Aristotele organizzò tutta la natura in un quadro gerarchico che venne noto come Scala Naturae, o la Grande Catena dell'Essere. Era una scala lineare dell'esistenza, che saliva dalla materia inanimata in basso, attraverso le piante, poi gli animali "inferiori" come spugne e meduse, fino agli animali "superiori", più complessi, con gli esseri umani al culmine. È cruciale comprendere che questa era una gerarchia statica, immutabile, basata su ciò che Aristotele percepiva come gradi di perfezione o complessità; non era una scala evolutiva. Nondimeno, questa potente idea di un ordine naturale graduato e gerarchico avrebbe dominato il pensiero biologico fino al XIX secolo.
Alla partenza di Aristotele da Atene, il suo successore alla guida del Liceo, Teofrasto, applicò gli stessi metodi rigorosi al regno vegetale, guadagnandosi il titolo di "padre della botanica". Le sue due opere maggiori, Ricerca sulle piante e Sulle cause delle piante, furono i testi botanici più importanti per oltre 1.500 anni. Come Aristotele, Teofrasto fu un osservatore meticoloso. Descrisse circa 550 diverse specie vegetali, molte provenienti da terre lontane grazie ai resoconti delle campagne di Alessandro Magno. Sviluppò un sistema di classificazione, raggruppando le piante in ampie categorie come alberi, arbusti ed erbe, e basandosi sulla loro struttura e ciclo vitale. Si addentrò nella fisiologia vegetale, studiandone la riproduzione, la crescita e la relazione con l'ambiente, ponendo di fatto le basi per la scienza della botanica.
Nei secoli successivi ad Aristotele e Teofrasto, il centro della vita intellettuale greca si spostò da Atene ad Alessandria d'Egitto, sotto il dominio della dinastia tolemaica. La fondazione della grande Biblioteca e del Museo di Alessandria creò un centro senza pari per la erudizione e la ricerca, attirando le menti più brillanti del mondo ellenistico. Fu qui, nel III secolo a.C., che lo studio dell'anatomia umana raggiunse un nuovo e controverso apice. Due medici, Erofilo di Calcedonia ed Erasistrato di Ceo, infransero il tabù di lunga data contro la dissezione dei corpi umani.
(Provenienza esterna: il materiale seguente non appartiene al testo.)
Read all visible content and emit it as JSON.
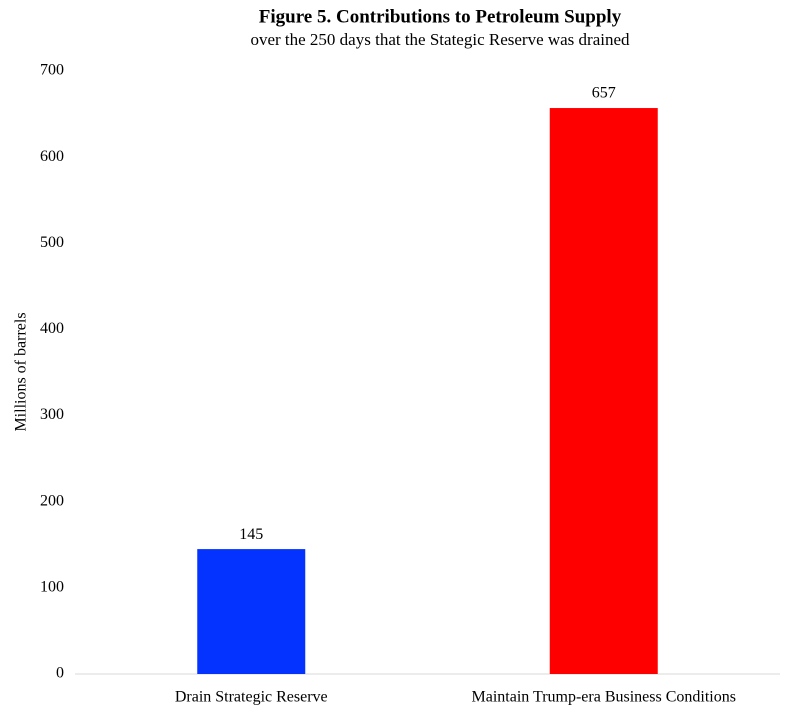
{
  "chart_data": {
    "type": "bar",
    "title": "Figure 5.  Contributions to Petroleum Supply",
    "subtitle": "over the 250 days that the Stategic Reserve was drained",
    "y_label": "Millions of barrels",
    "categories": [
      "Drain Strategic Reserve",
      "Maintain Trump-era Business Conditions"
    ],
    "values": [
      145,
      657
    ],
    "colors": [
      "#0433ff",
      "#ff0000"
    ],
    "ylim": [
      0,
      700
    ],
    "yticks": [
      0,
      100,
      200,
      300,
      400,
      500,
      600,
      700
    ],
    "grid": false
  }
}
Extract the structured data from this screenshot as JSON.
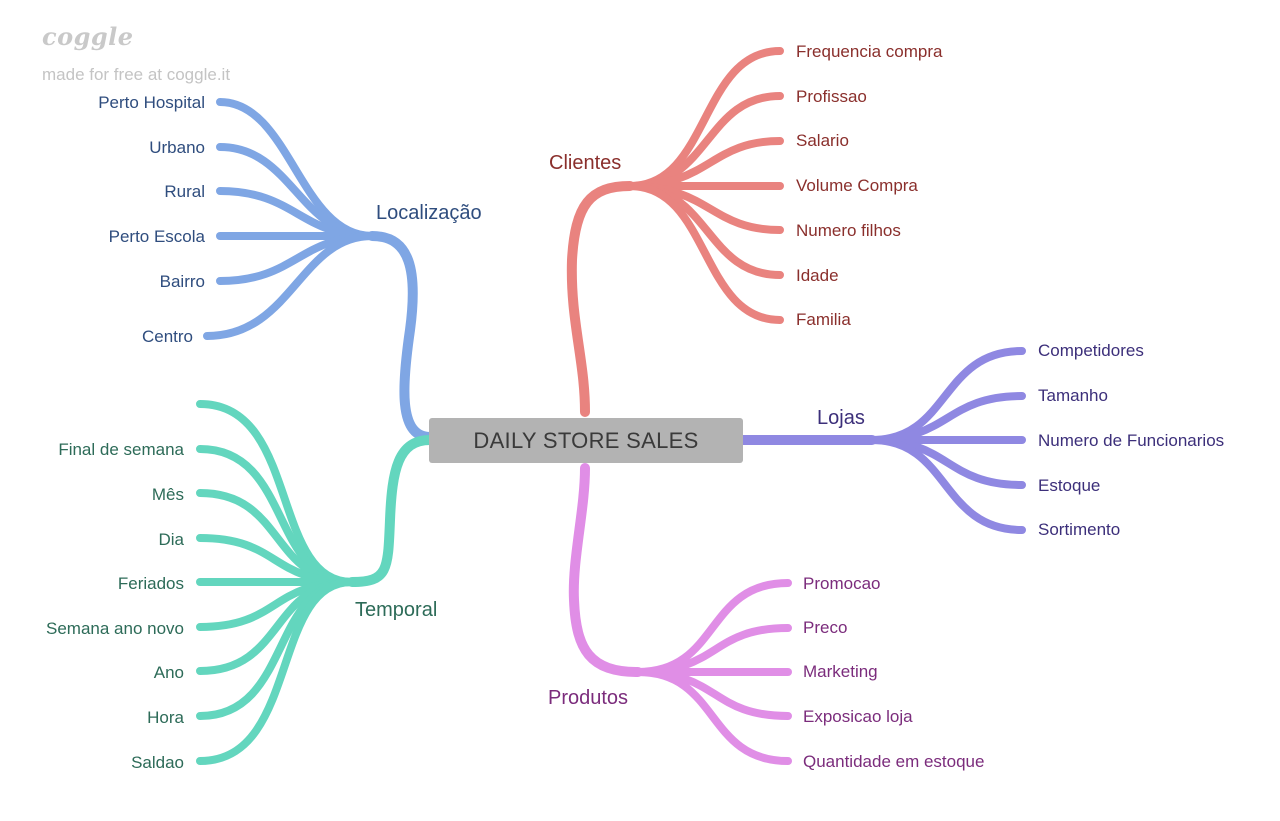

Lavorando sotto il patronato dei Tolomei, si dice che eseguirono dissezioni pubbliche sistematiche, possibilmente sui corpi di criminali condannati. Questo accesso senza precedenti all'interno del corpo umano permise loro di fare scoperte che non sarebbero state confermate per oltre un millennio. Erofilo condusse studi dettagliati sul cervello, distinguendo il cervello dal cervelletto e riconoscendolo come sede dell'intelligenza. Descrisse il sistema nervoso, differenziando correttamente tra nervi sensitivi e motori. Erasistrato, suo contemporaneo, si concentrò sui sistemi circolatorio e respiratorio. Descrisse meticolosamente le valvole del cuore e arrivò notevolmente vicino a proporre la circolazione del sangue, sebbene credesse erroneamente che le arterie trasportassero aria, non sangue. Il loro lavoro rappresentò lo zenit della scienza anatomica nel mondo antico, una breve, brillante finestra di indagine empirica sul corpo umano che si sarebbe richiusa bruscamente, per non riaprirsi pienamente per altri 1.500 anni.